Cost-effectiveness of SelectMDx for Prostate Cancer in Four European Countries: A modelling study
The low specificity of PSA results in a considerable number of unnecessary prostate biopsies in current practice. The urinary biomarker-based test (SelectMDx) is based on a biomarker expression profile (HOXC6 and DLX1) combined with traditional risk factors. The outcome is a risk score to detect high-grade prostate cancer (Gleason score (GS) >= 7) upon biopsy. As the negative predictive value (NPV) of this test is 98% for high-grade prostate cancer (PCa), the test is used to reduce the number of unnecessary prostate biopsies. Furthermore, overdiagnosis and overtreatment of insignificant PCas can be lowered. Besides the diagnostic accuracy of the test, the context of its use also determines its cost-effectiveness. This context can differ between countries. Therefore, the potential health benefit and cost-effectiveness of the test was assessed in France, Italy, The Netherlands and Germany.

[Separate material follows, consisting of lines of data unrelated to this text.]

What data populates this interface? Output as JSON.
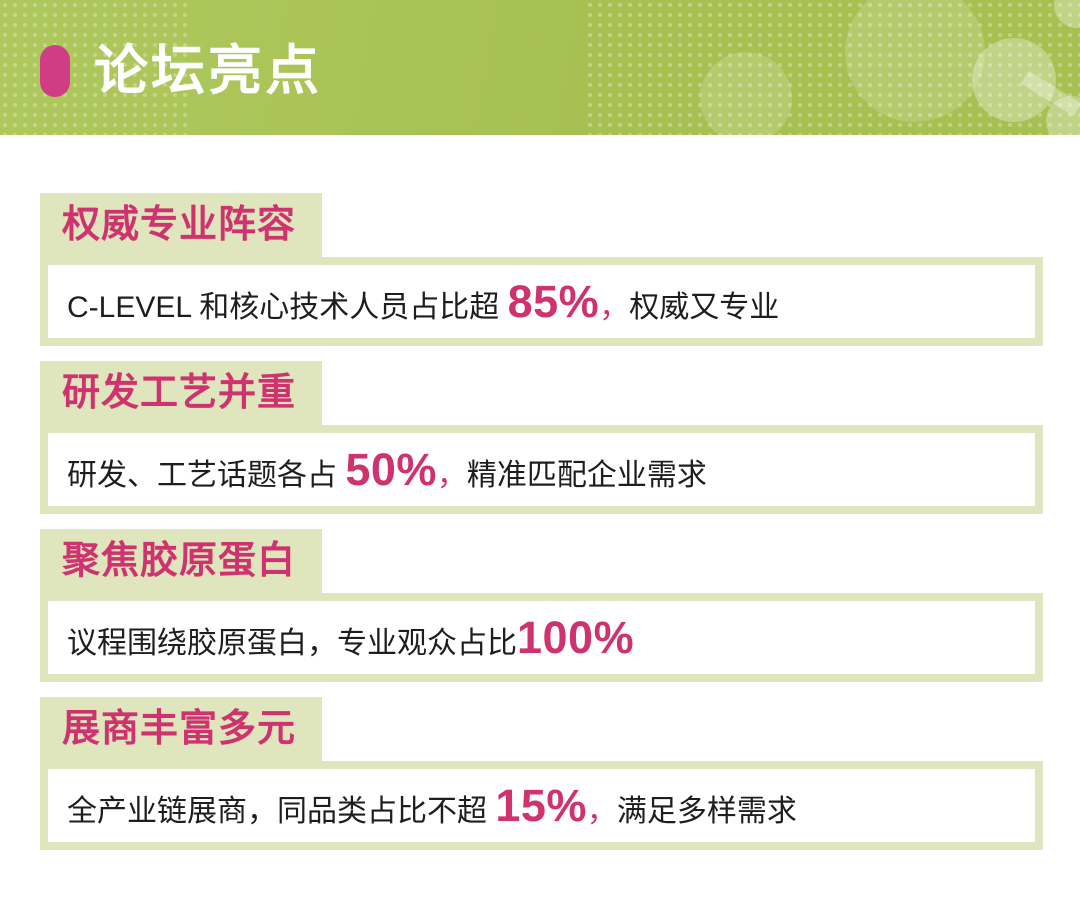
{
  "colors": {
    "header_green": "#a6c152",
    "header_green_light": "#aec85e",
    "pale_green": "#dfe5bc",
    "accent_pink": "#cf336f",
    "pill_pink": "#d23c86",
    "body_text": "#1e1e1e",
    "title_white": "#ffffff"
  },
  "header": {
    "title": "论坛亮点",
    "icons": {
      "pill_icon": "pink-rounded-pill",
      "molecule_icon": "light-green-molecule-circles",
      "dot_pattern": "halftone-dot-grid"
    }
  },
  "sections": [
    {
      "tab": "权威专业阵容",
      "pre": "C-LEVEL 和核心技术人员占比超 ",
      "num": "85%",
      "sep": "，",
      "post": "权威又专业"
    },
    {
      "tab": "研发工艺并重",
      "pre": "研发、工艺话题各占 ",
      "num": "50%",
      "sep": "，",
      "post": "精准匹配企业需求"
    },
    {
      "tab": "聚焦胶原蛋白",
      "pre": "议程围绕胶原蛋白，专业观众占比",
      "num": "100%",
      "sep": "",
      "post": ""
    },
    {
      "tab": "展商丰富多元",
      "pre": "全产业链展商，同品类占比不超 ",
      "num": "15%",
      "sep": "，",
      "post": "满足多样需求"
    }
  ]
}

The current standard of care (SOC) in which patients undergo transrectal ultrasound (TRUS)-guided biopsies in case of an elevated PSA was compared to a strategy in which the SelectMDx test was used to determine which patients needed to undergo prostate biopsies. We used a decision tree to represent the diagnostic and treatment pathway, followed by a Markov model to simulate the long term consequences on costs and effects. Per country, the current detection rate of significant and insignificant PCa, the management strategy and the costs of diagnostics and treatments were used as input for the model. The accuracy of the SelectMDx test, patients quality of life after the different diagnostic or treatment modalities, and the influence of missed PCas on the survival, were assumed to be identical among the countries. The main measure of effect was Quality Adjusted Life Year (QALY). Costs and QALYs were calculated over 18 years for both strategies.
In all four countries, the negative consequences of missed significant PCas in the SelectMDx strategy were outweighed by the prevention of negative effects associated with biopsies in this strategy. Most important was the prevention of overdiagnosis and overtreatment of insignificant PCa. In France, the new strategy resulted in 0.020 QALYs gained and a cost saving of 1,217 Euro per patient compared to the SOC. In Italy the expected QALY gain and cost savings were 0.028 and 762 Euro, while in the Netherlands this was 0.01 and 129 Euro, respectively. For the German situation the model showed a QALY gain of 0.014 and a cost saving of 442 Euro.
The results of the Markov model showed that using SelectMDx in addition to serum PSA in the diagnostic pathway, QALY could be gained while saving healthcare costs. Despite some differences between the countries the significant presence of overtreatment and overdiagnosis in the current SOC was the main factor that resulted in the beneficial outcomes using SelectMDx for risk stratification.